One more question, Officer: this refusal to file a report without the phone’s serial number—is it just in Barcelona, or all of Spain? “All of Spain!” the officer assured me.

smartphone theft and police: Barcelona police station entrance, where the welcome mat is literally worn out.
Barcelona police station entrance, where the welcome mat is literally worn out.

Next, with the RTL tv crew rolling, we traipsed through the Barrio Gotico and Born areas of Barcelona after midnight, swinging a fake iPad. I was terrified for Bob, the carrier and potential victim, due to the reports of violent snatching we’ve recently been hearing. Yet… no takers! We rested and gathered strength on gorgeous tapas and beer, setting out again through the dark lanes and creepy alleys, my brave husband willing to get mugged for television (not for the first time!).

Perhaps we were too large a group (five). Maybe we were just in the right place at the wrong time. Maybe thievery is closed on Monday nights.

Next day, we sat for hours at Cava La Universal, where we’d seen and filmed the clever smartphone thieves. We had a brilliant fake iPhone laid out temptingly on the table—like fresh bait still wriggling.

Immediately the waiter approached and pushed the phone closer to us on the table. “Don’t have it like that,” he warned, “the thieves will get it. They’re very, very fast. They’re very, very good!” We pushed it halfway back and gave him a wink.

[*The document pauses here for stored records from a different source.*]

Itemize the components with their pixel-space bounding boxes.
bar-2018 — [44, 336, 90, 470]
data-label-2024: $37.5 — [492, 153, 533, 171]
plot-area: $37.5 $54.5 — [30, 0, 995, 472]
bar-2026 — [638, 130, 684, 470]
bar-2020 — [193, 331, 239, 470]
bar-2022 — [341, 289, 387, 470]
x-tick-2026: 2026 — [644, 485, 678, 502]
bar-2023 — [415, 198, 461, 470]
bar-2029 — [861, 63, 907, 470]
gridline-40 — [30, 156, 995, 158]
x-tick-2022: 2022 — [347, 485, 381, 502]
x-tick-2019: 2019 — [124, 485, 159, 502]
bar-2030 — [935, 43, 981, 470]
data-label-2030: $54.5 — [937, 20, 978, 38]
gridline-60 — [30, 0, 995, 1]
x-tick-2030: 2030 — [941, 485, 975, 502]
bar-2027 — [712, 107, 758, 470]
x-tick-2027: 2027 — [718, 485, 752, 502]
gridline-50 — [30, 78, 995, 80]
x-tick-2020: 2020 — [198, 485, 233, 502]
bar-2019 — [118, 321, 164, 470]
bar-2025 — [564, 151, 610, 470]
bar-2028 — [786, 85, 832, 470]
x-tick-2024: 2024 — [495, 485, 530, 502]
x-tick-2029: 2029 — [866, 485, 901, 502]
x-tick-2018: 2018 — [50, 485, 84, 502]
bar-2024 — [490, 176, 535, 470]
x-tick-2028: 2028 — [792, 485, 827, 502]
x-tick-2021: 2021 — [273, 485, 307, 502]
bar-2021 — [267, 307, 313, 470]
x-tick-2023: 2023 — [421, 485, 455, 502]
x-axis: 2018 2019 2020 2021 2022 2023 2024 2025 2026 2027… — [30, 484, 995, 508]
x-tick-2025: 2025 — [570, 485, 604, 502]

smartphone theft and police: Fake iPhone on our cafe table
Fake iPhone on our cafe table

The tv producer and I chatted and people-watched over coffee while I scrutinized humanity. I saw a few “suspects,” pointing them out to the producer. “Look at those two.” I pointed to “white-shoulders” and a pal as they walked away on La Rambla. They hadn’t come close to us. “Thieves, for sure,” I boldly pronounced. The tv producer believed me without evidence. Or maybe she didn’t.

An hour later Bob came to meet us at the cafe with the other producer and the cameraman. Guess who they had with them? “White shoulders” and his pal. And guess who they were? White-shoulders’ pal was the very phone-thief gang-leader I filmed one month ago! (Tattooed “Born to kill.”) This time, his partner, white-shoulders, was only 13 years old. I hadn’t recognized Born-to-kill as he passed by an hour before. I had only pegged him as a probably thief based on his and his partner’s body language and behavior.

smartphone theft and police: Phone thieves with Bob Arno
Phone thieves with Bob Arno

Born-to-kill was in good spirits and willing to talk. Even on camera! He said he hadn’t tried to steal my iPhone because it looked fake. Liar! It looks damn real—in fact its case is real, but has a printed display. And anyway, he’d never came close enough to my table to see the iPhone. He and the child had passed at a distance. Born-to-kill’s name is Florin.

More in on this very soon.

*The benefit of filing a police report is that the theft is officially documented (supposedly), helping to show the government and the public the extent of the problem.